According to the Italian news source, ANSAMed, two rockets have hit the Syrian port of Latakia this week. Two shipments of chemicals were supposed to leave the port city on 9 March, but only one has made it thus far due to the reported rocket attack. While the article claims this has been verified by the OPCW, the attacks have not been noted on the OPCW website, which has not been updated since last week. This alleged delay in transferring the chemicals out of Syria is the latest in a series of delays due to the Assad regime’s security concerns.
Last week, the OPCW received a proposal to postpone the deadlines to transport the chemicals out of Syria by 100 days. In the original agreement, Syrian chemicals were supposed to all have been shipped out of the port of Latakia by 3 February; however, by the end of February, only about a third of the chemicals had left the country. On Thursday, 13 March, a Russian official stated that there should be no problem with Syria removing the chemicals for destruction by 13 April. However, a U.S. State Department spokesman said that, while there had been a recent push, Syria was at risk of missing the 30 June 2014 deadline of having all the chemicals out of its territory and neutralized on board the MV Cape Ray. Spokesman Jen Psaki said there was still a chance of the Syrian chemicals being eliminated by the deadline, but it was increasingly unlikely in light of the recent Syrian shipment delays.
Syria is also likely to miss the 15 March deadline to destroy the 12 chemical production facilities it declared to the OPCW back in October 2013. According to an official involved in the process, there are seven aircraft hangers and five underground facilities that have yet to be destroyed.

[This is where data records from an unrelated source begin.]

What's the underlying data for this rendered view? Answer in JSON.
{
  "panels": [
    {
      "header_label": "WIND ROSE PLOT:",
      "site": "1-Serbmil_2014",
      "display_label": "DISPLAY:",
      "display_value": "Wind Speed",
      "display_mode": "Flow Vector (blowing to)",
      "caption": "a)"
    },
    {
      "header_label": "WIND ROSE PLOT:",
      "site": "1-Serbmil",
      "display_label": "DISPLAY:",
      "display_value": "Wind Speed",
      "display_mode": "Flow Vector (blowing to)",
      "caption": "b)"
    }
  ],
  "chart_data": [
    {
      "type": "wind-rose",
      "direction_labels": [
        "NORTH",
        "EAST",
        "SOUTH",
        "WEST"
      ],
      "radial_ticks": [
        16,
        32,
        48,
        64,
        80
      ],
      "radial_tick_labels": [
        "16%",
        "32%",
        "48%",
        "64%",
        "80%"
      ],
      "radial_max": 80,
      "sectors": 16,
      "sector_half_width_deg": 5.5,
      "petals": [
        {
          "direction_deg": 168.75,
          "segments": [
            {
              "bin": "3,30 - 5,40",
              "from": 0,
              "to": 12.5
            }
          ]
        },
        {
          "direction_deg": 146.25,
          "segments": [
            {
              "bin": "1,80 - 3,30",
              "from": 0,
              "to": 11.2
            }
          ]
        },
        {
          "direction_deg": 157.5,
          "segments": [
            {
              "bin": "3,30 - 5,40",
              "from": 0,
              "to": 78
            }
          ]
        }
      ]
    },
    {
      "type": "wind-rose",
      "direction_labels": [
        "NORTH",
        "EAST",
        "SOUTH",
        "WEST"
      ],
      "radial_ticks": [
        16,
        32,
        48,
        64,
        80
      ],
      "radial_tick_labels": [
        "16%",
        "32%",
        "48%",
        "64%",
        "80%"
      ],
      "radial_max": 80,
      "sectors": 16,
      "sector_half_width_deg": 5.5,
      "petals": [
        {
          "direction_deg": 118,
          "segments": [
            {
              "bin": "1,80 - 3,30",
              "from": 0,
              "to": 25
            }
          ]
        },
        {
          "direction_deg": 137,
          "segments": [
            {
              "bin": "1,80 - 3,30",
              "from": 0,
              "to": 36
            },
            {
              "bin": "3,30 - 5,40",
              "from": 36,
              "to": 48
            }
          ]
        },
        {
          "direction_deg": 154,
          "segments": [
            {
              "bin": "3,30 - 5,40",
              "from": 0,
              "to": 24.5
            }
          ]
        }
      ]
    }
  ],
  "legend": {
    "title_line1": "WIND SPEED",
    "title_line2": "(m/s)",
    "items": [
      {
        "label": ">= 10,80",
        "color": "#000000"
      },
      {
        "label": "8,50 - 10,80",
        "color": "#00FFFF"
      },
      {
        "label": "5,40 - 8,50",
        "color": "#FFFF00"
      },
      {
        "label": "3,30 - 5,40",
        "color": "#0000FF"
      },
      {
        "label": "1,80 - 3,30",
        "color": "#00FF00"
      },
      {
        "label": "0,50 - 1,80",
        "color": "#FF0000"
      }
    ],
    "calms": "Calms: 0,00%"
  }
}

Protests across the Mediterranean region have picked up over the plan to destroy the chemicals via hydrolysis aboard the MV Cape Ray. On Sunday, 9 March, over 2,000 people demonstrated on the Greek island of Crete to protest against the chemicals’ destruction in the Mediterranean. Greenpeace Greece executive director Nikos Charalambides remarked that while the UN was offering assurances that there would be no chemical dumping in the Mediterranean, there was still very little information about where the effluent would go at the end of the process. Thus far, the U.S., the UK, Finland, and Germany have offered to destroy some of the precursor chemicals and effluent on their territories. In addition to the protests on Crete, Labour MEP from Malta Joseph Cuschieri has written an op-ed in The Times of Malta urging the European Commission to fight for the destruction to take place outside of the Mediterranean.
In the face of these growing public and governmental concerns, Green Cross International and its Italian national affiliate, Green Cross Italy, have been working with the OPCW and UN on a public forum on the destruction process in the Mediterranean, tentatively scheduled for 16 April in Rome, Italy. While both the UN and OPCW agree that there should be more transparency regarding the hydrolysis process aboard the Cape Ray, neither multilateral organization has been willing to fund such an outreach effort. The Green Cross public dialogue/forum in Rome would be an attempt to address public concerns and fears about the potential risks of chemical weapons destruction in the Mediterranean, including impacts on tourism and fisheries. While it is a violation of the Law of the Sea Treaty to sea-dump chemicals, there have been no public statements clarifying this will not happen, nor have any countries offered to accept liability if such an accident does occur. The US is considering holding one or more private tours of the MV Cape Ray in Rota, Spain for government officials, NGOs, and the media. The Cape Ray is waiting in Rota for all chemicals to be removed from Syria by Danish and Norwegian ships, not likely before the end of April, before it leaves to pick up the chemicals in Gioia Tauro, Italy.